Binyavanga Wainaina 1971-2019
Kenneth Binyavanga Wainaina
Born 18 January 1971; died 21 May 2019
I teach at Bard College in New York state, where Binyavanga also taught. I’m sad not to be in Nairobi today. But I feel privileged to be part of this celebration of his life
I was Binya’s colleague for four years between 2009 and 2012, while he was Director of the Chinua Achebe Center for Writers and Artists at Bard.
I’d met him a year or two before, first remotely, then – for the first time face-to-face – on a freezing winter’s night in upstate New York, in a blizzard. Binya arrived wearing a vast, dark overcoat. He opened it to reveal an electric blue suit and a multi-coloured shirt, tailor-made from kitenge cloth. And shoes of red and green leather. Bright red shoes. In the snow! It was a sudden glimpse of a warmer place. Like a cardinal bird. Or a red bishop, its African cousin.
Brightness and colour accompanied Binya wherever he went. With him clothes and words and thoughts were all polychrome. He seemed to carry with him the light of his home continent.
The early 2000s saw a season of plenty in Kenyan cultural life. It was like the coming of rain. And Binya, of course, as founding editor of Kwani?, was one of the prime movers in it. I picked up a copy of Kwani? in the Prestige Bookshop in Mama Ngina Street sometime in 2003 and saw that in this ecstatic tangle of experimental writing there was a new, vital sensibility at work. I felt an electric sense of excitement and anticipation.
Binya came to Bard College in 2009, six years later. And the sense of excitement was still there. It never went away. Early in 2011 he sent me the text of his coming-of-age memoir, One Day I Will Write About This Place, and I knew that we had a star in our midst.

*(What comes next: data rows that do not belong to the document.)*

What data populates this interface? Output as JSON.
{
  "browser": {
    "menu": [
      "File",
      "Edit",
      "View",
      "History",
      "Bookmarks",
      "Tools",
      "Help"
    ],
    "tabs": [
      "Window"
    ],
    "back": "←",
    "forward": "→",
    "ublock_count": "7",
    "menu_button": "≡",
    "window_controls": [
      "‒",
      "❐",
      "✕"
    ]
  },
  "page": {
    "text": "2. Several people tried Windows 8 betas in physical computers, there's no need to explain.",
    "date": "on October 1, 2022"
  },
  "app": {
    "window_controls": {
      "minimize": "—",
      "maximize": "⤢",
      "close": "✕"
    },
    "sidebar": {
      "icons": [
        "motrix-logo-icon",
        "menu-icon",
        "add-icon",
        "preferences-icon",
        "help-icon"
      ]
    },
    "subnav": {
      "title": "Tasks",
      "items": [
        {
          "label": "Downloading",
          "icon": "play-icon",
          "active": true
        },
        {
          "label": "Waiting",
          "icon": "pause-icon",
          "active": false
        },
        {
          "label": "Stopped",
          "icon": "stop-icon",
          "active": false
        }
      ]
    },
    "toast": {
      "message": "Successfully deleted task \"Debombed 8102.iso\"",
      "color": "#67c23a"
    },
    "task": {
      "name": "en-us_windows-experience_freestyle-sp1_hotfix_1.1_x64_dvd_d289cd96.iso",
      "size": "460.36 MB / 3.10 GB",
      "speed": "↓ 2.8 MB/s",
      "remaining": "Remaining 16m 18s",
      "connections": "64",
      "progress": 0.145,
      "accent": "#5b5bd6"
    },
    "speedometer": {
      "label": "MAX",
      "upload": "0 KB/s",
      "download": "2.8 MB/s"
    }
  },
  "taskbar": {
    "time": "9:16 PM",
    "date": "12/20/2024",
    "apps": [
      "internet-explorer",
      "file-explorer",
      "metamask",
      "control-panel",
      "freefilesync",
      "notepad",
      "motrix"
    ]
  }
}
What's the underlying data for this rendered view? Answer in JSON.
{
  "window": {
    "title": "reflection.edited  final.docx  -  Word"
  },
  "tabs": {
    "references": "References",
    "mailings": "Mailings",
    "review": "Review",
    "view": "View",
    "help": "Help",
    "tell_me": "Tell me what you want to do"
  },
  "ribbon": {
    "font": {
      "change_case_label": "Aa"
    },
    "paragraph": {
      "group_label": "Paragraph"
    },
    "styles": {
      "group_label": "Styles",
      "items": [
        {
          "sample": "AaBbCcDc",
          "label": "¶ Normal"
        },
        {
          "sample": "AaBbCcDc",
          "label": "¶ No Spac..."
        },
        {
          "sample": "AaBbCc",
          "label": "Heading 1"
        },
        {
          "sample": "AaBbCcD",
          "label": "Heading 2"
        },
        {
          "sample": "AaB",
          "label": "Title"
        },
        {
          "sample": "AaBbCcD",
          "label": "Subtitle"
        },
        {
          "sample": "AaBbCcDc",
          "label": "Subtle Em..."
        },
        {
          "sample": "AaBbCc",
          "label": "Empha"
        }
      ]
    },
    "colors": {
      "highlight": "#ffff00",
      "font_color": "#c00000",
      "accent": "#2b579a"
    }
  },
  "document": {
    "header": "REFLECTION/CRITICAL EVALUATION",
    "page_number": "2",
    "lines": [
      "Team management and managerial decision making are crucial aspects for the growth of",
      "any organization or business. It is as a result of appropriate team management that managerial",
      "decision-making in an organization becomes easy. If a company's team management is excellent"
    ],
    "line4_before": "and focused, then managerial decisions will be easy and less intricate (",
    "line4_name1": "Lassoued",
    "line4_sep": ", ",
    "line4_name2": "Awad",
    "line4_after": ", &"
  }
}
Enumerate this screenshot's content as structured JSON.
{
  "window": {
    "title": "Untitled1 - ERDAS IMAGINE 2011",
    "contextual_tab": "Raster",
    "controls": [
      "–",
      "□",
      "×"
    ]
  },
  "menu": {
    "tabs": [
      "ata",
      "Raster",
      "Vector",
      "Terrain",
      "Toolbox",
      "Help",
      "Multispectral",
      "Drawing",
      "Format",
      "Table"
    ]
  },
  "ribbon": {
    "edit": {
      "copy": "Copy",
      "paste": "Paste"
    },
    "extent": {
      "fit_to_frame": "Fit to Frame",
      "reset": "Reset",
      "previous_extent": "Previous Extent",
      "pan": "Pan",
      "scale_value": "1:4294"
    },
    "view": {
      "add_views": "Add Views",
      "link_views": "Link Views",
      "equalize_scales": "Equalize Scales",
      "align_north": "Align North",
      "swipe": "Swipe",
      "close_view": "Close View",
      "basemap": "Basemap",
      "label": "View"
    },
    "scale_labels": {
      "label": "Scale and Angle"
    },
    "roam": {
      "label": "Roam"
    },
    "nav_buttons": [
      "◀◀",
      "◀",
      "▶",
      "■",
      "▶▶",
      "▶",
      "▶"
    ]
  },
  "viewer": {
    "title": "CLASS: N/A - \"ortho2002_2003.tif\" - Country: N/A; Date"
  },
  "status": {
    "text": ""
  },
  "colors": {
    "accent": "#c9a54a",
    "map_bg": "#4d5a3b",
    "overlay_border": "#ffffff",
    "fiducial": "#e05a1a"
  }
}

The College was no stranger to African writers. Chinua Achebe had taught there since 1990. Binya was hired to run the Center that had been established in his name by a Bard professor, Jesse Shipley. Since Binya’s time other African writers have graced the campus: Nuruddin Farah, Teju Cole and Dinaw Mengestu. But it was Binya’s sojourn that set the tone for engagement with the new era of writing in Africa, that continuing, continent-wide phenomenon that he helped kick-start. The students who flocked to spend time with Binya had to tolerate erratic time-keeping and frequent changes in the syllabus. Their reward was a close encounter with a kind of genius.

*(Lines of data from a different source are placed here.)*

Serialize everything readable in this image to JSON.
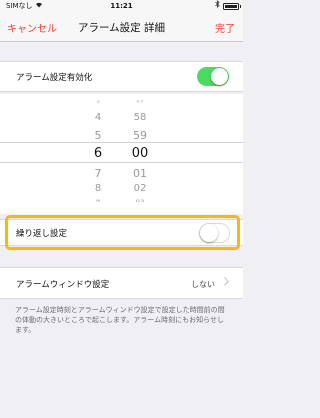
{
  "status_bar": {
    "carrier": "SIMなし",
    "time": "11:21"
  },
  "nav": {
    "cancel_label": "キャンセル",
    "title": "アラーム設定 詳細",
    "done_label": "完了"
  },
  "alarm_enabled": {
    "label": "アラーム設定有効化",
    "on": true
  },
  "time_picker": {
    "hours": [
      "3",
      "4",
      "5",
      "6",
      "7",
      "8",
      "9"
    ],
    "minutes": [
      "57",
      "58",
      "59",
      "00",
      "01",
      "02",
      "03"
    ],
    "selected_hour": "6",
    "selected_minute": "00"
  },
  "repeat": {
    "label": "繰り返し設定",
    "on": false
  },
  "alarm_window": {
    "label": "アラームウィンドウ設定",
    "value": "しない"
  },
  "footnote": "アラーム設定時刻とアラームウィンドウ設定で設定した時間前の間の体動の大きいところで起こします。アラーム時刻にもお知らせします。",
  "colors": {
    "accent": "#ff3b30",
    "toggle_on": "#4cd964",
    "highlight": "#f6b90f"
  }
}
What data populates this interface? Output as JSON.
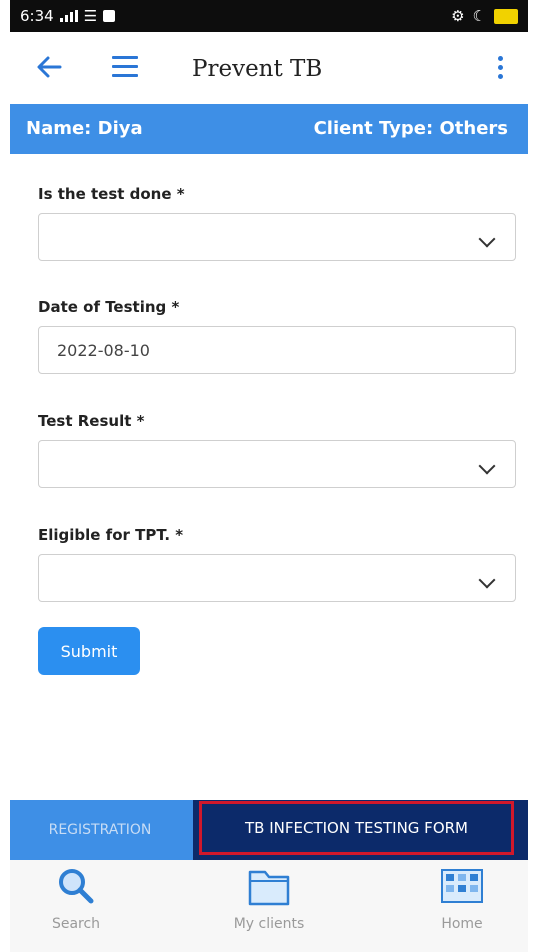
{
  "status_bar": {
    "time": "6:34"
  },
  "app_bar": {
    "title": "Prevent TB"
  },
  "client": {
    "name": "Name: Diya",
    "type": "Client Type: Others"
  },
  "form": {
    "fields": [
      {
        "label": "Is the test done *",
        "value": ""
      },
      {
        "label": "Date of Testing *",
        "value": "2022-08-10"
      },
      {
        "label": "Test Result *",
        "value": ""
      },
      {
        "label": "Eligible for TPT. *",
        "value": ""
      }
    ],
    "submit_label": "Submit"
  },
  "tabs": [
    {
      "label": "REGISTRATION",
      "active": false
    },
    {
      "label": "TB INFECTION TESTING FORM",
      "active": true
    }
  ],
  "bottom_nav": [
    {
      "label": "Search",
      "icon": "search-icon"
    },
    {
      "label": "My clients",
      "icon": "folder-icon"
    },
    {
      "label": "Home",
      "icon": "home-grid-icon"
    }
  ],
  "colors": {
    "primary": "#3e8fe6",
    "active_tab": "#0c2a6a",
    "highlight_border": "#d0182b"
  }
}
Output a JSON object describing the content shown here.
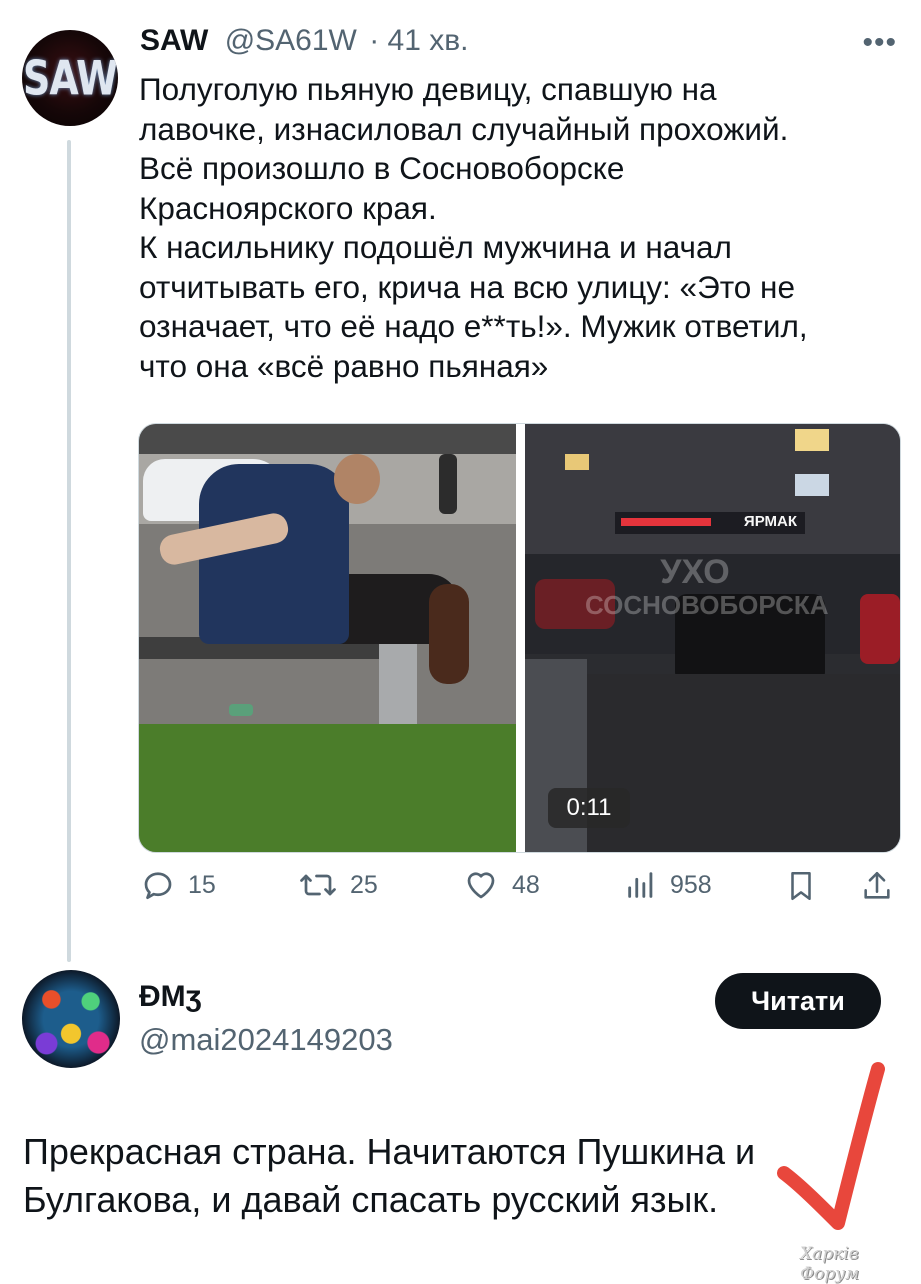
{
  "tweet": {
    "author_name": "SAW",
    "author_handle": "@SA61W",
    "time": "· 41 хв.",
    "avatar_text": "SAW",
    "more_label": "•••",
    "text": "Полуголую пьяную девицу, спавшую на\nлавочке, изнасиловал случайный прохожий.\nВсё произошло в Сосновоборске\nКрасноярского края.\nК насильнику подошёл мужчина и начал\nотчитывать его, крича на всю улицу: «Это не\nозначает, что её надо е**ть!». Мужик ответил,\nчто она «всё равно пьяная»",
    "media": {
      "video_duration": "0:11",
      "store_sign": "ЯРМАК",
      "watermark_line1": "УХО",
      "watermark_line2": "СОСНОВОБОРСКА"
    },
    "actions": {
      "replies": "15",
      "retweets": "25",
      "likes": "48",
      "views": "958"
    }
  },
  "reply": {
    "author_name": "ĐMʒ",
    "author_handle": "@mai2024149203",
    "follow_label": "Читати",
    "text": "Прекрасная страна. Начитаются Пушкина и\nБулгакова, и давай спасать русский язык."
  },
  "overlay": {
    "watermark": "Харків Форум",
    "checkmark_color": "#e8473c"
  },
  "colors": {
    "text_primary": "#0f1419",
    "text_secondary": "#536471",
    "divider": "#cfd9de"
  }
}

Binya returned to live in Kenya in 2012. I saw him whenever I was in East Africa. It was a time of difficulty for him, with the death of his father, who he loved deeply, and his own health problems. And the death from AIDS of his young protégé, Kalota. Binya’s response to tribulation was a reinvention of his public persona – that bolt of blue lightning in his hair – an open recognition of his true nature that was to reverberate throughout the continent.

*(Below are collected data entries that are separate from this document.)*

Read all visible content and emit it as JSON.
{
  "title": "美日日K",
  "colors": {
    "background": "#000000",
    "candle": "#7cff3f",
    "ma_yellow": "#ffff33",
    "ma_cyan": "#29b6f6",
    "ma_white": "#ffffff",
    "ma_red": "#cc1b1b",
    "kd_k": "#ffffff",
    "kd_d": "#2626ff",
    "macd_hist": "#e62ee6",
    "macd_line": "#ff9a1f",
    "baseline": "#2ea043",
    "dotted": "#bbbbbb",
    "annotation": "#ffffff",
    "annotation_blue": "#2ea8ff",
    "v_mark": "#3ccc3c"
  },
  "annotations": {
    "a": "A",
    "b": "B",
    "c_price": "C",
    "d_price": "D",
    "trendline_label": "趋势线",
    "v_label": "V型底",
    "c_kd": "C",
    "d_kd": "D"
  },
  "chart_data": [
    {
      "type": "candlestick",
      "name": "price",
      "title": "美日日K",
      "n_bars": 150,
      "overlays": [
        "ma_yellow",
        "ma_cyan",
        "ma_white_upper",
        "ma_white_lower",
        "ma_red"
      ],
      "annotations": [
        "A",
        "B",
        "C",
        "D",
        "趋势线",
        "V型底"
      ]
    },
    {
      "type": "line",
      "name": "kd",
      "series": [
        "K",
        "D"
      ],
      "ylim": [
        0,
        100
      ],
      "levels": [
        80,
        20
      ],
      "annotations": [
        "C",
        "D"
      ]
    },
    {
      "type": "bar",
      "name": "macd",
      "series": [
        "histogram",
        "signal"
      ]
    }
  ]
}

Binya’s coming-out was like a controlled explosion, startling some of his closest friends. There are many Africans who live gay lives, but outside South Africa it was only Binyavanga who stood up and told it straight, braving homophobia and legal jeopardy alike. He opened the way for people across the continent to recognise and defend their right to be themselves. It’s something that can’t be rolled back, whatever the Supreme Court of Kenya may say.
America is an easier place than Kenya to be gay. And a more comfortable place for a writer. But Binya chose to come home and stand his ground – as a writer and as a citizen – in Africa.
I’m grateful to have known Binyavanga. I know my colleagues at Bard who knew him are grieving too, as are all those who have been touched by his writing and his life. He is mourned in every continent. His brilliance as a writer, his generous personality, his courageous participation in public life – these things will stay with us and inspire us for a long time.